Le HCR propose également la mise en place d'unités d'enregistrement mobiles, et la désignation de sites de transits ouverts vers lesquels aiguiller les arrivants d'Evros pour les procédures d'enregistrement et d'identification. Les familles en détention devraient être conduites vers des abris sûrs et être orientées aux différents services, et les mineurs non accompagnés devraient également être hébergés ailleurs. Le HCR demande par ailleurs le renforcement des capacités d'enregistrement du personnel grec compétent afin de garantir un accès à l'asile et un enregistrement dans les meilleurs délais.
Pendant ce temps, le nombre des personnes qui arrivent à Diavata et dans des sites similaires augmente, et le gouvernement et ses partenaires s'efforcent de trouver ou de préparer des logements appropriés. De nombreux réfugiés originaires de la ville syrienne d'Afrine logent dans les tentes multicolores plantées à la lisière du site de Diavata.
Sur quelque 100 personnes arrivées la veille en provenance d’Évros, 50 personnes seulement allaient être transférées vers d'autres abris décents, une procédure qui peut prendre un mois. Le nombre des nouveaux arrivants dépasse le nombre de ceux qui vivent dans des conteneurs, à raison de 1300 contre 700, sur un site prévu pour l’accueil de 900 personnes.

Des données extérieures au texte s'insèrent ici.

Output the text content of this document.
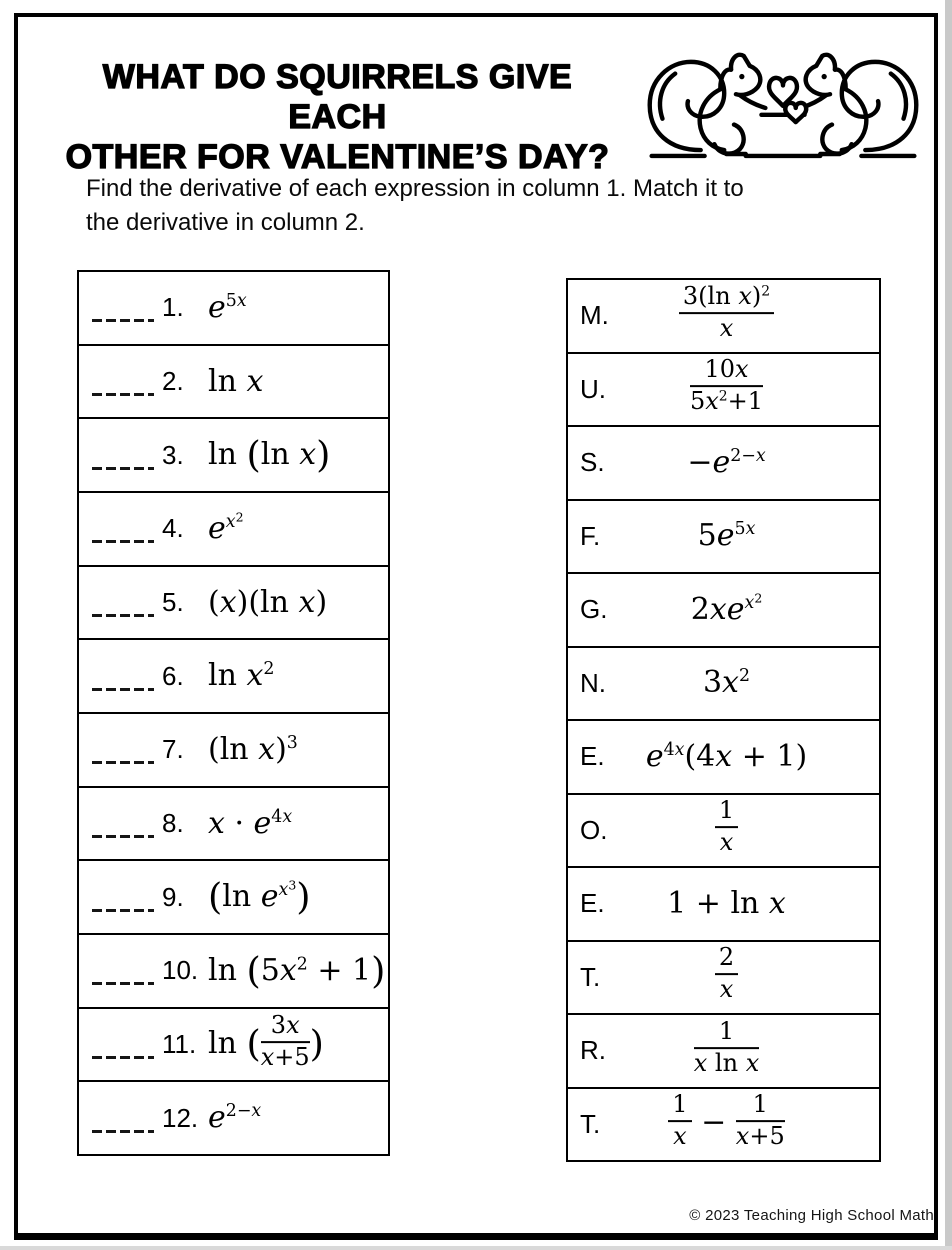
WHAT DO SQUIRRELS GIVE EACH
OTHER FOR VALENTINE’S DAY?
Find the derivative of each expression in column 1. Match it to
the derivative in column 2.
1. $e^{5x}$
2. ln x
3. ln (ln x)
4. $e^{x^2}$
5. (x)(ln x)
6. $\ln x^2$
7. (ln x)$^3$
8. $x \cdot e^{4x}$
9. (ln $e^{x^3}$)
10. $\ln (5x^2 + 1)$
11. ln ( $\frac{3x}{x+5}$ )
12. $e^{2-x}$
M.	$\frac{3(\ln x)^2}{x}$
U.	$\frac{10x}{5x^2+1}$
S.	$-e^{2-x}$
F.	$5e^{5x}$
G.	$2xe^{x^2}$
N.	$3x^2$
E.	$e^{4x}(4x + 1)$
O.	$\frac{1}{x}$
E.	1 + ln x
T.	$\frac{2}{x}$
R.	$\frac{1}{\text{x ln x}}$
T.	$\frac{1}{x} - \frac{1}{x+5}$
© 2023 Teaching High School Math
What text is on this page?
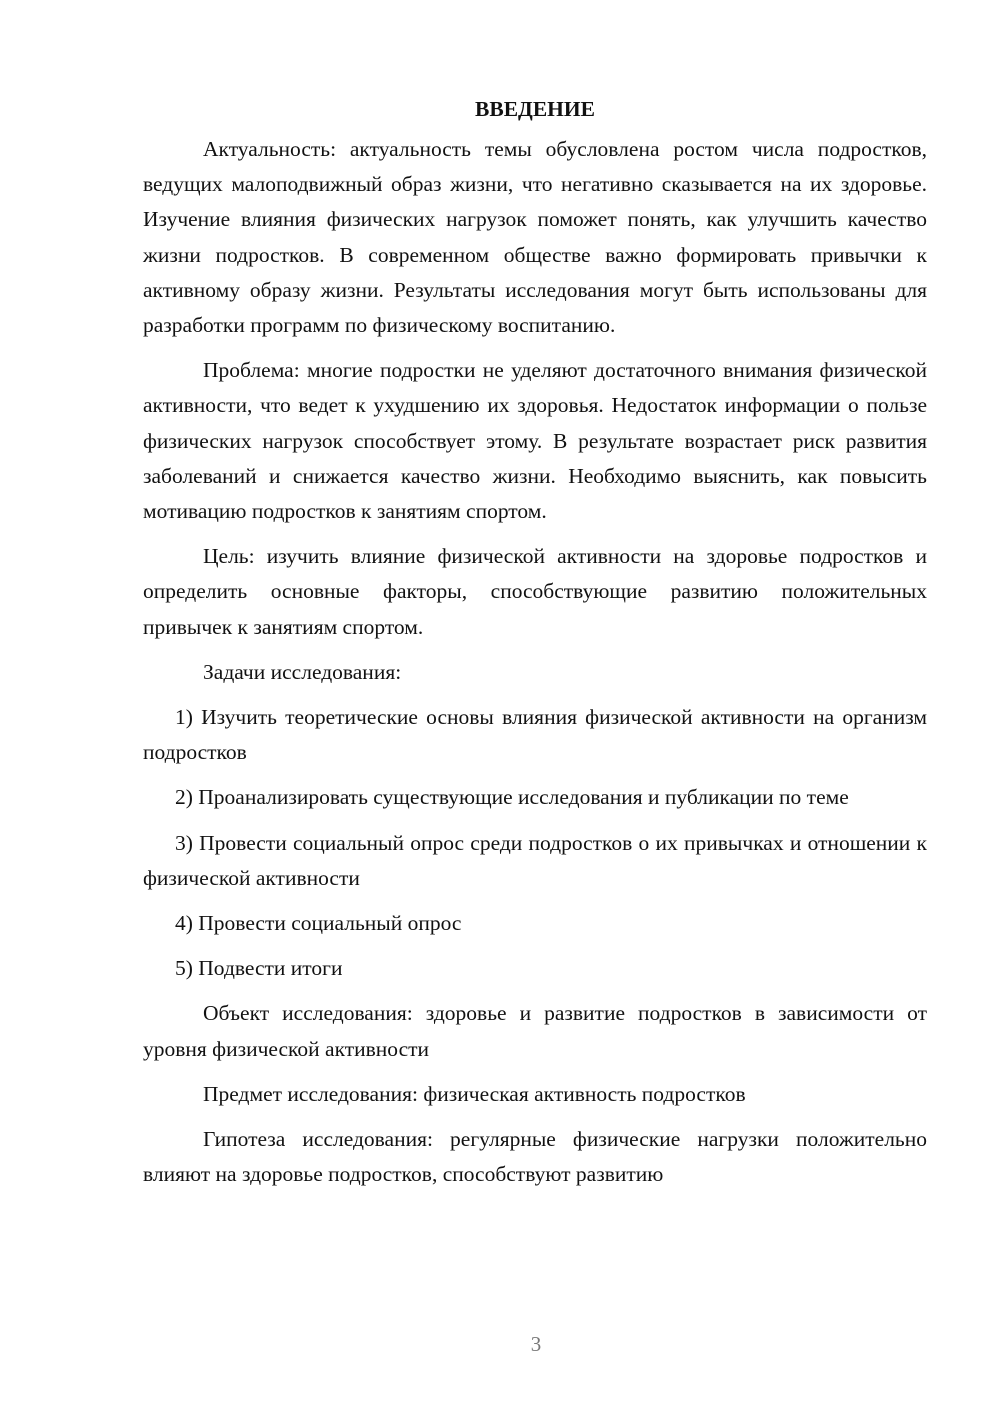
ВВЕДЕНИЕ

Актуальность: актуальность темы обусловлена ростом числа подростков, ведущих малоподвижный образ жизни, что негативно сказывается на их здоровье. Изучение влияния физических нагрузок поможет понять, как улучшить качество жизни подростков. В современном обществе важно формировать привычки к активному образу жизни. Результаты исследования могут быть использованы для разработки программ по физическому воспитанию.

Проблема: многие подростки не уделяют достаточного внимания физической активности, что ведет к ухудшению их здоровья. Недостаток информации о пользе физических нагрузок способствует этому. В результате возрастает риск развития заболеваний и снижается качество жизни. Необходимо выяснить, как повысить мотивацию подростков к занятиям спортом.

Цель: изучить влияние физической активности на здоровье подростков и определить основные факторы, способствующие развитию положительных привычек к занятиям спортом.

Задачи исследования:

1) Изучить теоретические основы влияния физической активности на организм подростков

2) Проанализировать существующие исследования и публикации по теме

3) Провести социальный опрос среди подростков о их привычках и отношении к физической активности

4) Провести социальный опрос

5) Подвести итоги

Объект исследования: здоровье и развитие подростков в зависимости от уровня физической активности

Предмет исследования: физическая активность подростков

Гипотеза исследования: регулярные физические нагрузки положительно влияют на здоровье подростков, способствуют развитию

3
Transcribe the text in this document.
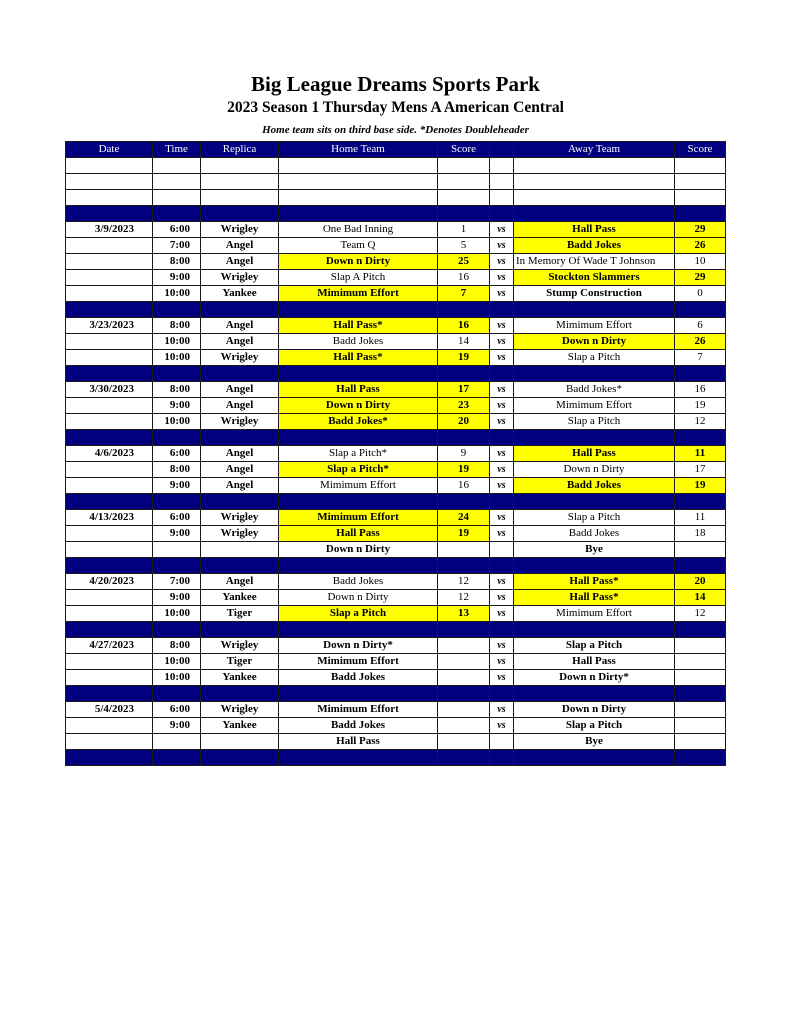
Big League Dreams Sports Park
2023 Season 1 Thursday Mens A American Central
Home team sits on third base side. *Denotes Doubleheader
Date	Time	Replica	Home Team	Score		Away Team	Score

3/9/2023	6:00	Wrigley	One Bad Inning	1	vs	Hall Pass	29
	7:00	Angel	Team Q	5	vs	Badd Jokes	26
	8:00	Angel	Down n Dirty	25	vs	In Memory Of Wade T Johnson	10
	9:00	Wrigley	Slap A Pitch	16	vs	Stockton Slammers	29
	10:00	Yankee	Mimimum Effort	7	vs	Stump Construction	0

3/23/2023	8:00	Angel	Hall Pass*	16	vs	Mimimum Effort	6
	10:00	Angel	Badd Jokes	14	vs	Down n Dirty	26
	10:00	Wrigley	Hall Pass*	19	vs	Slap a Pitch	7

3/30/2023	8:00	Angel	Hall Pass	17	vs	Badd Jokes*	16
	9:00	Angel	Down n Dirty	23	vs	Mimimum Effort	19
	10:00	Wrigley	Badd Jokes*	20	vs	Slap a Pitch	12

4/6/2023	6:00	Angel	Slap a Pitch*	9	vs	Hall Pass	11
	8:00	Angel	Slap a Pitch*	19	vs	Down n Dirty	17
	9:00	Angel	Mimimum Effort	16	vs	Badd Jokes	19

4/13/2023	6:00	Wrigley	Mimimum Effort	24	vs	Slap a Pitch	11
	9:00	Wrigley	Hall Pass	19	vs	Badd Jokes	18
			Down n Dirty			Bye	

4/20/2023	7:00	Angel	Badd Jokes	12	vs	Hall Pass*	20
	9:00	Yankee	Down n Dirty	12	vs	Hall Pass*	14
	10:00	Tiger	Slap a Pitch	13	vs	Mimimum Effort	12

4/27/2023	8:00	Wrigley	Down n Dirty*		vs	Slap a Pitch	
	10:00	Tiger	Mimimum Effort		vs	Hall Pass	
	10:00	Yankee	Badd Jokes		vs	Down n Dirty*	

5/4/2023	6:00	Wrigley	Mimimum Effort		vs	Down n Dirty	
	9:00	Yankee	Badd Jokes		vs	Slap a Pitch	
			Hall Pass			Bye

Mahmoud Mustafa Atar, un électricien de 37 ans, originaire d'Afrine, son épouse et ses deux fils partagent un conteneur avec d'autres familles qui viennent aussi d'Afrine. Mahmoud Mustafa Atar rêve d'avoir son propre abri, mais il appréhende l'avenir et regrette le passé. « Afrine, c'est ma ville, l'endroit où je suis né et où j'ai grandi », dit-il en ajoutant : « Tout ce que je peux faire, c'est sauver ma femme et mes enfants. »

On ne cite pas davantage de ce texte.